Transient time-dependent problems solved with higher-order finite element methods and time integration schemes sometimes encounter instabilities in time steps due to varying model parameters. This problem is commonly illustrated on a transient cavity flow modeled with Navier-Stokes equations, where for large Reynolds numbers, finite element discretizations Bu = f become unstable. The instability comes from the discrete inf-sup condition not fulfilled by the Galerkin method. To stabilize time steps, we employ a Petrov-Galerkin method BTWx = WT f with optimal test functions. However, this method commonly has two disadvantages. First, having a larger test space fixed, we must compute the matrix of coefficients of the optimal test functions W on the fly, which requires solving a system of linear equations GW = B with proper Gram matrix G each time step for varying model parameters.

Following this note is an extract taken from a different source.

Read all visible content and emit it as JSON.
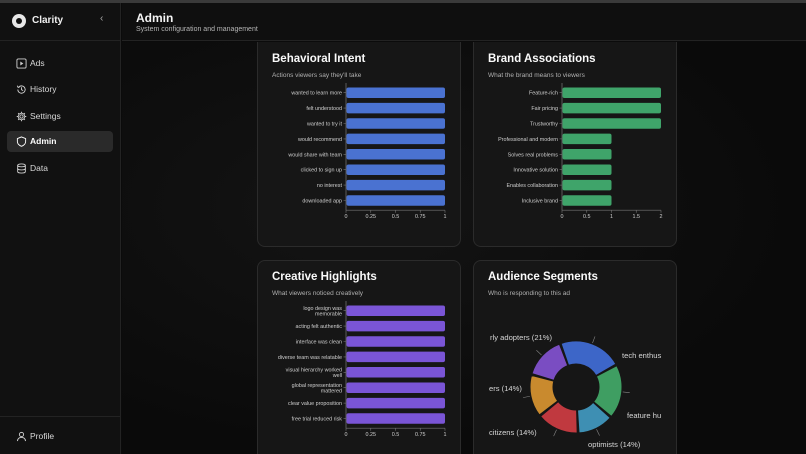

Second, the matrix of coefficients of optimal test functions is dense, and thus, the cost of multiplying it by other matrices BTW (which is needed) is high. To overcome these problems, we explore the Kronecker product structure of the matrix of coefficients of the optimal test functions G as well as of the matrices B resulting from the variational splitting of the time-integration scheme. Our solver can be successfully applied to the high Reynolds number Navier-Stokes equations.